Peg took it from her and set it on the floor. “Duncan said not to. And he’s right; you don’t pull into a town you’re trying to do business in and have the locals arrested the very first night. That’s why I was only going to give them hell if I recognized them.”
“Is that what Duncan’s going to do?”
Peg wrapped her arm around the girl. “I guess we’re about to find out, aren’t we? Let’s watch and listen; and that way maybe we’ll learn how big strong men deal with trespassers. Um, speaking of which, you might get your very first up-close look at a really angry man tonight, Charlie. So if Duncan comes in here acting like a chest-beating jerk once everything is over, you just smile and nod, okay, no matter what outrageous thing he says. You need to understand that when men get angry, they go a bit crazy.” She gave her wide-eyed daughter a squeeze. “But it’s usually only to cover up the fact that they’re scared we womenfolk might get hurt.”
“Was Duncan angry at you just now?”
“Um, maybe just a tad.” She sighed. “Which is why my shotgun is now in the woods and we’re probably not going on that picnic Sun—” The hillside suddenly flooded with light just as the harvester and excavator engines roared to life, followed almost immediately by shouts of startled men.
“Ohmigod,” Charlotte gasped, covering her mouth with her hands. She pointed to the left side of the woods. “Ohmigod, he’s chasing them with the excavator!”
Peg gave her daughter a fierce squeeze. “Quit swearing,” she muttered as they both watched two men stumbling over branches and bumping into tree stumps as they ran down the hill just feet ahead of the reaching boom of the excavator, its
bucket rattling up and down. “Ohmigod,” Peg in turn gasped when another man fell over the side of the bank, his panicked shout ending abruptly when he hit the water.
“Um, Mom? Did Duncan have that sword he had in his truck this morning with him tonight?” Charlotte whispered, pointing up the hill. “Or is that a stick he’s holding to that man’s chest lying in front of the harvester while he’s … talking to him?”
Peg watched Duncan suddenly step back and the man on the ground jump to his feet and start running, not even slowing down when he reached the bank—jumping off it right into the water. “Ohmigod,” she said, hugging Charlotte.

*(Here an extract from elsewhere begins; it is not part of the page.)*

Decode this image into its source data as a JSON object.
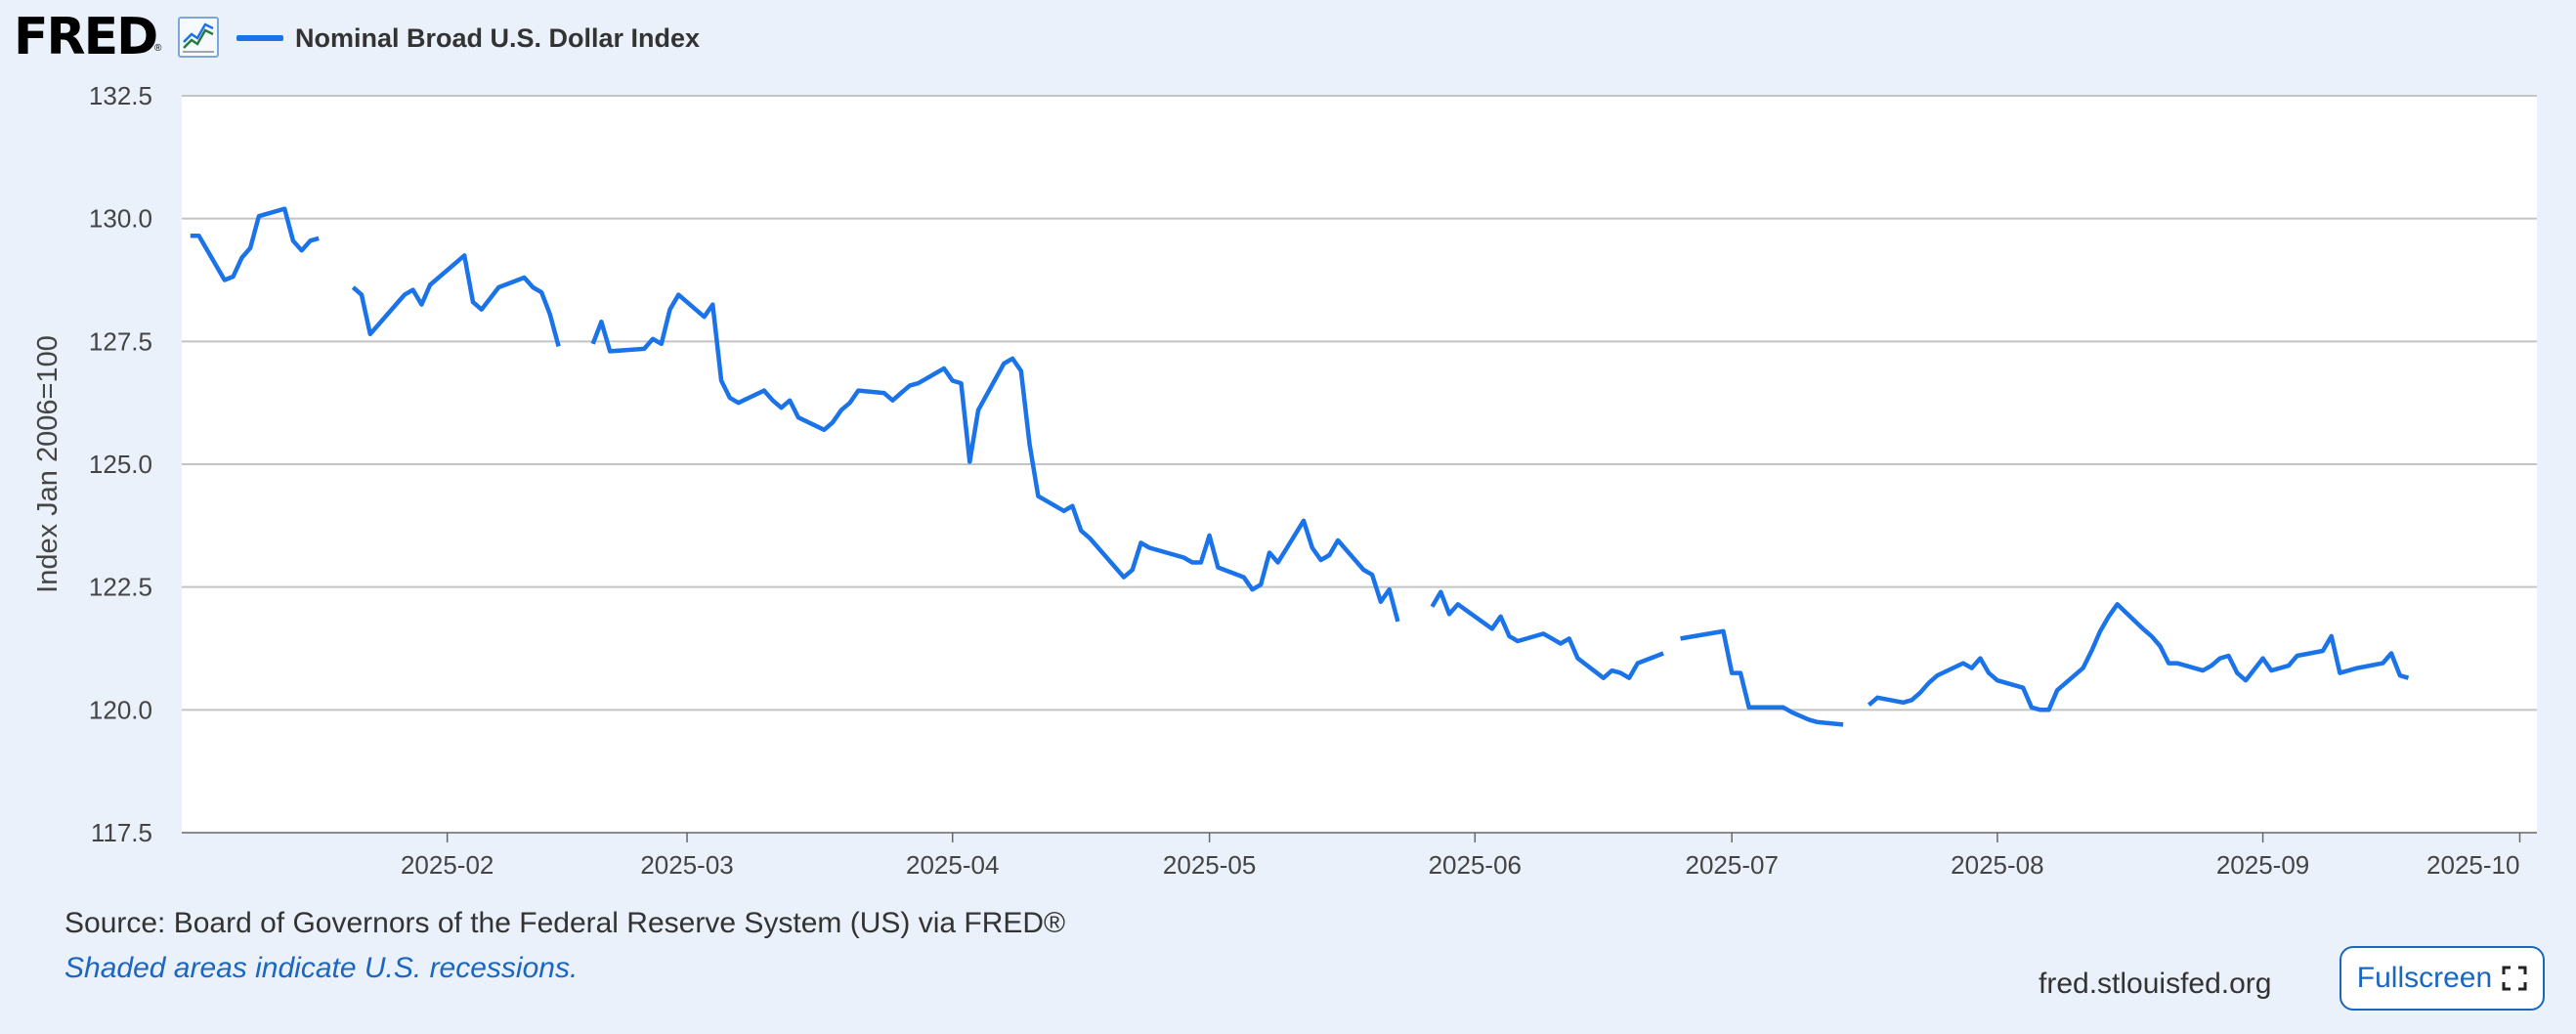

The lights on the harvester suddenly went off, followed almost immediately by the excavator’s lights, which was followed by utter silence when their respective engines shut down. Well, it was silent except for the sound of splashing as the two men swam toward the east side of the pit, and one of the other men let loose a string of curses when he ran into one of the boulders on the beach. His buddy hauled him back to his feet and they started running to where the fiord cut into the pit and waded into the water to haul out their two coughing cohorts.
Branches snapped as the four of them scrambled up the wooded knoll to their vehicle. The SUV’s engine started with a whining roar and gravel spewed from its tires as backup lights—and this time headlights—arced through the trees as it backed out of sight. Peg felt Charlotte holding her breath just like she was as they listened to the vehicle screech to a halt on the pavement, then go squealing away.